This book presents a step-by-step guide to the basic theory of multivectors and spinors, with a focus on conveying to the reader the geometric understanding of these abstract objects. Following in the footsteps of M. Riesz and L. Ahlfors, the book also explains how Clifford algebra offers the ideal tool for studying spacetime isometries and Moebius maps in arbitrary dimensions.
The book carefully develops the basic calculus of multivector fields and differential forms, and highlights novelties in the treatment of, e.g., pullbacks and Stokes's theorem as compared to standard literature. It touches on recent research areas in analysis and explains how the function spaces of multivector fields are split into complementary subspaces by the natural first-order differential operators, e.g., Hodge splittings and Hardy splittings.
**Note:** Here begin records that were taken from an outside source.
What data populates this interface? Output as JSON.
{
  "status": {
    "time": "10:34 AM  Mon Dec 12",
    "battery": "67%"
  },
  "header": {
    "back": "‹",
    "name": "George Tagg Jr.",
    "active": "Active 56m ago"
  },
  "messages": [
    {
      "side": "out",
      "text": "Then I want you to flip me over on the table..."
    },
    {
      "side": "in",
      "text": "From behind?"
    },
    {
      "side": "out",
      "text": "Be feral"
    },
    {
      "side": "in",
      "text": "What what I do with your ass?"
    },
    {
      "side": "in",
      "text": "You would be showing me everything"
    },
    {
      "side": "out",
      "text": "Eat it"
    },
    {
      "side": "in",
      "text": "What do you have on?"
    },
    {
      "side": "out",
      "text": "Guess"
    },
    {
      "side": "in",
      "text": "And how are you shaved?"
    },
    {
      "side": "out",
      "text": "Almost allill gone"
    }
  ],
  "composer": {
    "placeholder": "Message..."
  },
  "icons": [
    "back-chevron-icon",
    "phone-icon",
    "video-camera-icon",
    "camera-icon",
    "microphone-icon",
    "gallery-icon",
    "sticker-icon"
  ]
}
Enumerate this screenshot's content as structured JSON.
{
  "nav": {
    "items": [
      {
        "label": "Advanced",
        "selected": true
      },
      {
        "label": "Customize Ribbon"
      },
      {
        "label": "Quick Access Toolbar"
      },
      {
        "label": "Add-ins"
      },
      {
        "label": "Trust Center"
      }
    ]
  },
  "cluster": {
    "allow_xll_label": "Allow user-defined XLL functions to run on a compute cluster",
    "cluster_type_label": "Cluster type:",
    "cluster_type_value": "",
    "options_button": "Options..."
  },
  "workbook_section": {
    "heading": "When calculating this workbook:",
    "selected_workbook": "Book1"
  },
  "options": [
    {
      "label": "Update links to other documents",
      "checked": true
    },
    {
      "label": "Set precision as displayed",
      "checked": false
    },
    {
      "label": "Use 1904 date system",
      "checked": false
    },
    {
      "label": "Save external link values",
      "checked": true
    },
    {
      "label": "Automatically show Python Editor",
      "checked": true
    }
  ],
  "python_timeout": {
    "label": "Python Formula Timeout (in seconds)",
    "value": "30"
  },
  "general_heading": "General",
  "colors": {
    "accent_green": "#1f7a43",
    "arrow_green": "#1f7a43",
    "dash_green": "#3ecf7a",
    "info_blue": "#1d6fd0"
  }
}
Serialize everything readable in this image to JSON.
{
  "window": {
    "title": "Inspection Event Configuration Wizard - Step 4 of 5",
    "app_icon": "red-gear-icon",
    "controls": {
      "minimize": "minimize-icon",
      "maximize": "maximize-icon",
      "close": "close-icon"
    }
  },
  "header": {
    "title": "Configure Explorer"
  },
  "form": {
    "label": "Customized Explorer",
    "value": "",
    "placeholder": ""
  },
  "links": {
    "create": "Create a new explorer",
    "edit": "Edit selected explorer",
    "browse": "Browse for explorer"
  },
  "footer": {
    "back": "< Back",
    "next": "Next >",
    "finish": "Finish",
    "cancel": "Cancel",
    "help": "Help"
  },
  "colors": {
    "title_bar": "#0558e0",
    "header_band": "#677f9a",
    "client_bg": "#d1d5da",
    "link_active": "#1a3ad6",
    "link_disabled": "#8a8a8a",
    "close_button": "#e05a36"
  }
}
Much of the analysis is done on bounded domains in Euclidean space, with a focus on analysis at the boundary. The book also includes a derivation of new Dirac integral equations for solving Maxwell scattering problems, which hold promise for future numerical applications. The last section presents down-to-earth proofs of index theorems for Dirac operators on compact manifolds, one of the most celebrated achievements of 20th-century mathematics.
The book is primarily intended for graduate and PhD students of mathematics. It is also recommended for more advanced undergraduate students, as well as researchers in mathematics interested in an introduction to geometric analysis.